Otro taxi espontáneo me trajo de regreso a casa y mientras entraba al departamento pensé en algo por demás curioso: nadie me había llamado al celular, lo cual convertía a todas mis amistades y familiares (sin exceptuar a mi novia) en perfectos sospechosos. Hasta pensé que podría tratarse de un complot. “Deben ser carísimas estas sorpresas, y la única forma de solventarlas será con una colecta grupal”, ensayé como hipótesis. 
Ya en casa, la tranquilidad fue devolviéndome mi relajado rostro de costumbre. Igualmente abrí la heladera con cuidado, evité sacar la bolsa de residuos y hasta desistí de abrir los placares, porque la perversión de esta gente llega a límites insospechados. Y si no, que lo diga esa pobre señora que encontró tres docenas de lagartijas cuando abrió el botiquín de su baño para buscar una gasa. Opté por lo más seguro: acostarme temprano, sin encender el televisor y mucho menos lavarme los dientes. Me puse una vieja remera y dejé caer mi cuerpo sobre la cama.
Dios mío. No me pregunten cómo, porque no tuve tiempo siquiera de pensarlo, pero un segundo más tarde mi cuerpo estaba estrellándose contra el cielorraso. Como impulsado por una fuerza sobrehumana, salté a una velocidad sideral al punto de sentir que carecía de peso y que me había convertido en una pluma disparada por un potente cañón. El golpe contra el techo me dejó inconsciente. No sé cuánto tiempo estuve tirado. Sólo recuerdo que pasé un buen rato aturdido, intentando pararme y buscando sin suerte el carnet de mi obra social. Cuando tomé el teléfono, no recordaba tampoco el número de emergencias. ¿911? ¿505? ¿273? ¿Cuál era el número de las emergencias y cuáles líneas de colectivos? Pasé toda la noche en la guardia del hospital. Y cuando mi novia, mi madre y otros conocidos se acercaron a asistirme, no sabía si agradecerles o estrangularlos por considerarlos responsables de la broma.
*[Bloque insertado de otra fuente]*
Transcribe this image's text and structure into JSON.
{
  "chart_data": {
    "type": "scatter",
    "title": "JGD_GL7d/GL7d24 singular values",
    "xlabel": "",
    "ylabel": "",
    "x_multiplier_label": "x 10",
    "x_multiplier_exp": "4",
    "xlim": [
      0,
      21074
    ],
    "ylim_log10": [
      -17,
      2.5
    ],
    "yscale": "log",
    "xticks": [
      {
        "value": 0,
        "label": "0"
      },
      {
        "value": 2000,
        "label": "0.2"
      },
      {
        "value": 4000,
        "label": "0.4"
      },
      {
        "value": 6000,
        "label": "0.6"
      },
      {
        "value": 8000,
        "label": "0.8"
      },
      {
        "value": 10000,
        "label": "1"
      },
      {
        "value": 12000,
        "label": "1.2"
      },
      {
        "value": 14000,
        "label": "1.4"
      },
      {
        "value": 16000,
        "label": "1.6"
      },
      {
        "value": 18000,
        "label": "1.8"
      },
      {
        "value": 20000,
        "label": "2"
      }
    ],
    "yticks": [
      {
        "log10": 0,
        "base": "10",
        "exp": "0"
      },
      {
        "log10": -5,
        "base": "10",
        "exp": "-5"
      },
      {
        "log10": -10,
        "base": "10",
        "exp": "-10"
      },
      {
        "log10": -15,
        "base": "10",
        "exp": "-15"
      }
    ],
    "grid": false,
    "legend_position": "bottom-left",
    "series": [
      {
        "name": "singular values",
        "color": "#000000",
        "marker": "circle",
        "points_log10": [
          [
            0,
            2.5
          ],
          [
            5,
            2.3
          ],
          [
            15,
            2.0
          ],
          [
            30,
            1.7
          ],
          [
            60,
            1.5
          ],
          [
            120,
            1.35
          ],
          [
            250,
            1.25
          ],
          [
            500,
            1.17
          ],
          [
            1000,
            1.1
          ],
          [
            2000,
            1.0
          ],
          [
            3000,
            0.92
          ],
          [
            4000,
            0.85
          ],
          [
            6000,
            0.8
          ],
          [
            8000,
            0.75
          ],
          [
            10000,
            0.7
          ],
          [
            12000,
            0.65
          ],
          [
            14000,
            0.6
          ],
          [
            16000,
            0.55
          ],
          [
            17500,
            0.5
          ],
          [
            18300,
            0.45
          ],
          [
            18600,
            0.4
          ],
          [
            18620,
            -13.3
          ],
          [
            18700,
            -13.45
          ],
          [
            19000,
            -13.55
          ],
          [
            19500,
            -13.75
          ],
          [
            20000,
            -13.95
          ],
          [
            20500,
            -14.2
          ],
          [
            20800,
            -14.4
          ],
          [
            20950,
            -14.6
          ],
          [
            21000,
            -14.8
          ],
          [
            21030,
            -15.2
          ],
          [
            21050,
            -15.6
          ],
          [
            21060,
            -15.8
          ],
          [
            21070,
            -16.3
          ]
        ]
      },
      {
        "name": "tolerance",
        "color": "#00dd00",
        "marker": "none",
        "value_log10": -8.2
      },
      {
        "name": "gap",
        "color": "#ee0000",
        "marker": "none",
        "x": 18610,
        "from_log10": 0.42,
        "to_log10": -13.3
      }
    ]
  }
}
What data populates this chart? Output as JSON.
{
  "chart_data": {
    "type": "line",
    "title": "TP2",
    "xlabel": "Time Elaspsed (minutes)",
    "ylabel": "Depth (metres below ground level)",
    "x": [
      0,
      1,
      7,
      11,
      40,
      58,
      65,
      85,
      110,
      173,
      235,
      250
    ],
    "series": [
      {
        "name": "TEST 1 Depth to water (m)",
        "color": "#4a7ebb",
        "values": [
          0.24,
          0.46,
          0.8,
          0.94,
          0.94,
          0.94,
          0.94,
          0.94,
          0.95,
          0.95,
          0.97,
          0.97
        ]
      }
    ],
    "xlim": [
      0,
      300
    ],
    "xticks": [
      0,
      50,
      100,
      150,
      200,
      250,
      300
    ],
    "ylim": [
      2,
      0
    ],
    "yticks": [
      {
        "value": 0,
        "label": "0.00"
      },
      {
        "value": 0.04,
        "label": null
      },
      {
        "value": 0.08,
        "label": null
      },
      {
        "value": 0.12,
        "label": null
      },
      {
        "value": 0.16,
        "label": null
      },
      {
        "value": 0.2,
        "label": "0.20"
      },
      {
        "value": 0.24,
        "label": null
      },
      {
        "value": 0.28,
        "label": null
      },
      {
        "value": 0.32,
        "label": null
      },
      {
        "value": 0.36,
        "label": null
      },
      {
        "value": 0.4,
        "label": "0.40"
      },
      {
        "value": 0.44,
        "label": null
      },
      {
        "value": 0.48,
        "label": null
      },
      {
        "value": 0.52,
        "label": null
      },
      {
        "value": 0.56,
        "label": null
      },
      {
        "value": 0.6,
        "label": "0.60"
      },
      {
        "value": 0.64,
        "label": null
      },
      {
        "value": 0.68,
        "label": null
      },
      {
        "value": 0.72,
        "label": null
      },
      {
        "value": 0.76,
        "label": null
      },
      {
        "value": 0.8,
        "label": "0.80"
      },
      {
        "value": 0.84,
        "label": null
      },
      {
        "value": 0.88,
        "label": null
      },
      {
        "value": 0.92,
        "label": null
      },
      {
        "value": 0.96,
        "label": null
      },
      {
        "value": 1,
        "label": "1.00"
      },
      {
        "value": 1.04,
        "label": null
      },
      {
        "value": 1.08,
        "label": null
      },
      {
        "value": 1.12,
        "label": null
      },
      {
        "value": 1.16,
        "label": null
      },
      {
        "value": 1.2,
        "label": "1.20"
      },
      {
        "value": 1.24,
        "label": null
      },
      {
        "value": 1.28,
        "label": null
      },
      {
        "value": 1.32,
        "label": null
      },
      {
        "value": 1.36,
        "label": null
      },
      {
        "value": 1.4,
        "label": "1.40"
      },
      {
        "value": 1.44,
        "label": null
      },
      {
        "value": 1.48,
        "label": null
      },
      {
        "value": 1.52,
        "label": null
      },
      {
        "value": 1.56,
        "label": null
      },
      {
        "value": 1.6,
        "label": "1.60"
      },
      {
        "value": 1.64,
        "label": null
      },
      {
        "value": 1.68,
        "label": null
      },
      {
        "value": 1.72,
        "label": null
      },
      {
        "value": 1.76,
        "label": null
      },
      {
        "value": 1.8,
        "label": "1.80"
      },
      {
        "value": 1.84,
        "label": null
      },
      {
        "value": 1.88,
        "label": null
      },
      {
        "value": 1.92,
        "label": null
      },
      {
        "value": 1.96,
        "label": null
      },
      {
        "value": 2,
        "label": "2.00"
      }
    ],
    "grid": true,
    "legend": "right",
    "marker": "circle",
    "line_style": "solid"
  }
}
Nunca pude averiguar qué pasó. Un amigo ingeniero sostiene que sólo un moderno sistema de resortes noruego disponible en pocos países es capaz de producir la fuerza que desde debajo del colchón me impulsó de esa manera. Tampoco he podido descubrir quién fue el gracioso. Todos mis conocidos me perjuran una y otra vez no haber tenido nada que ver. Con el tiempo, recordé a un compañero de la escuela al cual una vez le corrí la silla y terminó fracturado, pero pude averiguar después que falleció durante una maratón. No obstante, quien sea que haya contratado la sorpresa se excedió. Necesitaré al menos dos riesgosas intervenciones quirúrgicas para que mi tabique nasal vuelva a su sitio. Arruinaron mi cama, la única herencia de mi abuelo Aurelio, el carnicero. Sobresaltaron con el golpe a mi vecino del piso superior. Y tengo un buen presupuesto de arreglos por los trozos que se desprendieron del techo y la mesita de luz sobre la cual mi cuerpo se estrelló. No hablemos del velador, que acompañó mis sueños desde la niñez, protegiéndome de cucos y sombras, y que terminó convertido en poco más que polvo. Por eso, estallo de ira cada vez que pienso (y lo pienso todo el tiempo): “Lo lograron. Los muy malditos lo lograron”.